A linha "Analítico" mudou de natureza em 06/09/2026, quando a última peça entrou: cada app declara as próprias tabelas analíticas e os próprios recortes, a carga roda em cadência própria e a tela informa o frescor do dado que está mostrando. O que ainda não aconteceu é a distribuição, a mesma ressalva da linha "Conformidade": as instâncias de vitrine rodam a versão anterior até a próxima release. Diga "a base analítica está separada e medida", não "todas as instâncias já consultam a base analítica".

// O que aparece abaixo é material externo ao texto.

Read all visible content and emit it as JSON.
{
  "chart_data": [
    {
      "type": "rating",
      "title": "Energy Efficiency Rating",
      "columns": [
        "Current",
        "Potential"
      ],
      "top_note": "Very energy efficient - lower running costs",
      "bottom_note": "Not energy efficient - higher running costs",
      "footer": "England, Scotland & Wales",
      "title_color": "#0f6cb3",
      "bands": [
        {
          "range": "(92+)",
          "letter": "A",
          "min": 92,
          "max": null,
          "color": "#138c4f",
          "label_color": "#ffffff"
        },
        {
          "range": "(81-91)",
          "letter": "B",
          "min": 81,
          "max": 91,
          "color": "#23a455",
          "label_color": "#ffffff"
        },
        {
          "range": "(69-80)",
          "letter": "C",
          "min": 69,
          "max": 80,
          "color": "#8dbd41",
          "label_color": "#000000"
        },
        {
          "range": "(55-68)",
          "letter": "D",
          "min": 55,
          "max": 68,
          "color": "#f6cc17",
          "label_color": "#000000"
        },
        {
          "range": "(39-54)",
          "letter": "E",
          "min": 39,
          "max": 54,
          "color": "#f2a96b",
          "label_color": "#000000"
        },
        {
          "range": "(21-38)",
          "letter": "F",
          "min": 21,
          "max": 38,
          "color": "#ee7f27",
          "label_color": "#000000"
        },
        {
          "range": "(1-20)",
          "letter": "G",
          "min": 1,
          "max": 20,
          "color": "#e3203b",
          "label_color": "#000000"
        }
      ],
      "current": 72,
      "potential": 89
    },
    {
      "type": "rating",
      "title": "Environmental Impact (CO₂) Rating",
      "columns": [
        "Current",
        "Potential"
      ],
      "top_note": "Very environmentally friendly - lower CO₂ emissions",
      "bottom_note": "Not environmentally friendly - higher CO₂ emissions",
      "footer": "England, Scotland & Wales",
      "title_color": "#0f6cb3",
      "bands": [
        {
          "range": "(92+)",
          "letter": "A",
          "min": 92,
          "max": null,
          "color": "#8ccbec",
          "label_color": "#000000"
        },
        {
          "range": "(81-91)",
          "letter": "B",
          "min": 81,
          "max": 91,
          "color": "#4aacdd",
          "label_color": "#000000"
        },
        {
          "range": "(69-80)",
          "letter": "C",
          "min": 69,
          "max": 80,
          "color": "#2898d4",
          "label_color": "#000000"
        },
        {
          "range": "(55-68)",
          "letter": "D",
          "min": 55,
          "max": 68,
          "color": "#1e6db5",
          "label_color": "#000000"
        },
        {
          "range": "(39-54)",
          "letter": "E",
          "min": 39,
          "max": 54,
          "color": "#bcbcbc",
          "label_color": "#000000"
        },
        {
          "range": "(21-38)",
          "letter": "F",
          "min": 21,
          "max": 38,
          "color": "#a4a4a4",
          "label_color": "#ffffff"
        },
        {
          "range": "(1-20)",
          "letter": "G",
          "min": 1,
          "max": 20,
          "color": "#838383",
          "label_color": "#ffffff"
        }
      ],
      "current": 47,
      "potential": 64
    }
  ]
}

A linha "Documental" mudou de natureza em 04/09/2026 e a precisão vale igual: o diploma digital deixou de ser roadmap e virou entrega — XML válido contra o schema oficial v1.05 do MEC, assinatura XAdES nos três blocos que o leiaute exige (emissora, registradora e o conjunto), pacote de três documentos e fluxo de registro com trilha. O que NÃO está feito é a submissão real ao MEC: a nomenclatura de arquivos do pacote de envio vem de norma que ainda precisa ser reconferida. Diga "emite e assina o diploma digital", nunca "homologado pelo MEC" — a diferença é a mesma das personas.
A linha "Conformidade" também virou entrega em 04/09/2026, e a precisão segue o mesmo molde: a política saiu de observação para bloqueio nas duas metades (script e estilo), com guarda de regressão nos testes — está no código e medida em 46 apps. O que ainda não aconteceu é a distribuição: as instâncias de vitrine rodam a versão anterior até a próxima release. Diga "o bloqueio está implementado e medido", não "todas as instâncias já rodam bloqueando".
A frase do título é a tese inteira e é o que deve ficar quando tudo mais for esquecido.
Encerre oferecendo verificação: a documentação técnica completa tem 4.600 linhas e cada número citado é contável no repositório. Quem quiser auditar, pode.
Combine o próximo passo antes de encerrar — sessão técnica com quem for avaliar arquitetura, ou acesso a uma instância para ver funcionando.